Marek: Soziale Dimension zieht sich als roter Faden durch den Lissabonner Vertrag

Staatssekretärin im Verfassungsausschuss zur sozialen Dimension im EU-Reformvertrag

Wien (ÖVP-PK) - Der neue EU-Reformvertrag von Lissabon stärkt das soziale Profil der EU. Die soziale Dimension, die sich wie ein roter Faden durch das Vertragswerk zieht, ist eine gute Basis dafür, dass das soziale Bewusstsein der EU gestärkt wird und kann als Eckpfeiler gesehen werden, auf dem die Zusammenarbeit der EU-27 funktionieren kann. Das erklärte Staatssekretärin Christine Marek heute, Mittwoch, in der Sitzung des Verfassungsausschusses, wo über die soziale Dimension im EU-Reformvertrag diskutiert wird. ****

Positiv ist für die Staatssekretärin, dass das europäische Sozialmodell durch die rechtlich bindende Annahme der Grundrechte-Charta untermauert wird. Diese umfasst essentielle und einklagbare, soziale Grundrechte. "Damit sagt die Union deutlich, dass sie auf den Prinzipien des Europäischen Lebensmodells gegründet ist. Dieses Modell unterscheidet die EU grundlegend von anderen Wirtschaftsräumen wie Asien oder die USA", so Marek.

Aufgenommen wurden insbesondere soziale Grundrechte wie etwa das "Recht auf Unterrichtung und Anhörung der Arbeitnehmerinnen und Arbeitnehmer im Unternehmen", das "Recht auf Kollektivverhandlungen und Kollektivmaßnahmen", oder der "Schutz bei ungerechtfertigter Entlassung" - sowie "gerechte und angemessene Arbeitsbedingungen" und Gesundheits- und Verbraucherschutz, führte Marek an. Sozialer Dialog und die Sozialpartner werden ausdrücklich im Vertrag erwähnt. Die Union beachtet dabei die Autonomie der einzelnen Organisationen.
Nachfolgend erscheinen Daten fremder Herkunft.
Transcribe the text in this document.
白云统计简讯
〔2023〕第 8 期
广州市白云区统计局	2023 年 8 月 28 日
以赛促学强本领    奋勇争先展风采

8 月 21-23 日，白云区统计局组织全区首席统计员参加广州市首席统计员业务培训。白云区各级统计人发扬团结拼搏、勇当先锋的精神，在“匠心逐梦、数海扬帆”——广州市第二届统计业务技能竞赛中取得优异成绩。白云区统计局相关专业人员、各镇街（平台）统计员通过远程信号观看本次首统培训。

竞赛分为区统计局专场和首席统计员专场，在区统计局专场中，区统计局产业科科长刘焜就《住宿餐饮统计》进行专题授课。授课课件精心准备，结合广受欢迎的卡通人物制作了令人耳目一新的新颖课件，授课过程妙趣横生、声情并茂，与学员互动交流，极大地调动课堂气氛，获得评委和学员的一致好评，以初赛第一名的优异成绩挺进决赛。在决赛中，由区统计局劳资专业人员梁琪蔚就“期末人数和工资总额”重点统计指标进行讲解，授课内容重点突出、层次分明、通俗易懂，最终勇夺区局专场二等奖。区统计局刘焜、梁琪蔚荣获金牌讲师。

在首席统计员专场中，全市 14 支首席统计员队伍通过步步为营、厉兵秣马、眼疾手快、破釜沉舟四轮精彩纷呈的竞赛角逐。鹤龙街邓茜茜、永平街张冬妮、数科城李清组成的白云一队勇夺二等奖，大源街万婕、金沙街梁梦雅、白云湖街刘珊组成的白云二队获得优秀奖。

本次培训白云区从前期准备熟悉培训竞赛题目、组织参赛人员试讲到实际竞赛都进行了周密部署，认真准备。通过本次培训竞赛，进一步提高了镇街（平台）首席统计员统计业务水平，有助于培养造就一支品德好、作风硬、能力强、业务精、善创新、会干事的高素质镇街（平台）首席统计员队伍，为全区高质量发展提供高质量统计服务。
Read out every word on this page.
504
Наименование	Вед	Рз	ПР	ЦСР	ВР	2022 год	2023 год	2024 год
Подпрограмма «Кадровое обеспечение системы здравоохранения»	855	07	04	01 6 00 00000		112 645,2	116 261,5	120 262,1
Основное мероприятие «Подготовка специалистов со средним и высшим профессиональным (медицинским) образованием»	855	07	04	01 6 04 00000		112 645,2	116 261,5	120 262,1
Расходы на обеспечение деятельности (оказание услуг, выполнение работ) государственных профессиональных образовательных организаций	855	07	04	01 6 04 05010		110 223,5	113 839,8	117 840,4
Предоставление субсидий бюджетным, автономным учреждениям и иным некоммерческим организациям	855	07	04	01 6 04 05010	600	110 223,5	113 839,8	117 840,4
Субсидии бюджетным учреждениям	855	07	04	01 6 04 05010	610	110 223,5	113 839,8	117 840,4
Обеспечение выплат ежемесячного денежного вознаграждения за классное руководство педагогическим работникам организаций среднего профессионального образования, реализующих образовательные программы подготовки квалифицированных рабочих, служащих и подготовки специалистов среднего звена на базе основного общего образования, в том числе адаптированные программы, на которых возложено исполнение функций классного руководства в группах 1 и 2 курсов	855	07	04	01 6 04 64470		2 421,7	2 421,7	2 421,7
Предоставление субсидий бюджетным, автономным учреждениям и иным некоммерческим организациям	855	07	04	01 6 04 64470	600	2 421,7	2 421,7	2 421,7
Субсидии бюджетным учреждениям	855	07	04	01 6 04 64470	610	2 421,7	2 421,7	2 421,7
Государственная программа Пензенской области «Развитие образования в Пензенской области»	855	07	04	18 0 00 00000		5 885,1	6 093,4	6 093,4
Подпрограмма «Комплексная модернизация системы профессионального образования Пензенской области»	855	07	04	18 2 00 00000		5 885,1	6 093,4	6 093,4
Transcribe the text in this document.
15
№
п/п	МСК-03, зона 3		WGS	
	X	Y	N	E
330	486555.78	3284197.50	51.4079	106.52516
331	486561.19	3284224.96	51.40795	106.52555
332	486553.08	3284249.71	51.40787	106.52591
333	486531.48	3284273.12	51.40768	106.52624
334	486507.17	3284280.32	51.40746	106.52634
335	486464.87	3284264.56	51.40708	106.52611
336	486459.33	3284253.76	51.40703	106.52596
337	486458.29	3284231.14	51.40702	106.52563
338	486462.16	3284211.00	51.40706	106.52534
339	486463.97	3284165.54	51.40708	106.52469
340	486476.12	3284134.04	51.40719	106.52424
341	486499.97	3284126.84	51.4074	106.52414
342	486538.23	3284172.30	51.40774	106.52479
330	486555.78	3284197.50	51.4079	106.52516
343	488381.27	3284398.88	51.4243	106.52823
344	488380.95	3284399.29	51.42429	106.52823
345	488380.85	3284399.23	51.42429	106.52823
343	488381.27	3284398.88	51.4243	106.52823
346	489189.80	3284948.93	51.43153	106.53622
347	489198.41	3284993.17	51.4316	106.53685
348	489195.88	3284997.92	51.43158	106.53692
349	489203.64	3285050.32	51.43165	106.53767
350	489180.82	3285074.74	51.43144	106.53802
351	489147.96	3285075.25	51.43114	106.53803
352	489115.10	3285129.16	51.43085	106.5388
Besonders hob Marek das Konzept der Flexicurity hervor, mit dem Österreich bereits erfolgreich arbeite. "Dieses Konzept ist eine weitere Antwort auf die Erfordernisse, mit denen Europas Arbeitsmärkte konfrontiert sind. Es ist ein modernes System der sozialen Sicherheit, das die Beschäftigung fördert und die Arbeitsmarktmobilität erleichtert."

"Dass Lissabon mit den nationalen Umsetzungen wirkt, zeigt beispielsweise die Entwicklung des österreichischen Arbeitsmarkts," zeigte sich Marek überzeugt und verwies auf den "ausgezeichneten Weg Österreichs", der in den höchsten Beschäftigungszuwachs seit 34 Jahren geführt habe.

Abschließend richtete Marek ihre Bitte an die Ausschussmitglieder, Experten und die politisch Verantwortlichen, den Lissabonner Vertrag, "der sehr technisch formuliert ist", in der Bevölkerung gut zu kommunizieren, um so eine breitere Akzeptanz zu erreichen. "So können wir den Weg zu einer Union der sozialen Marktwirtschaft gehen, denn das ist der richtige Weg", schloss die Staatssekretärin.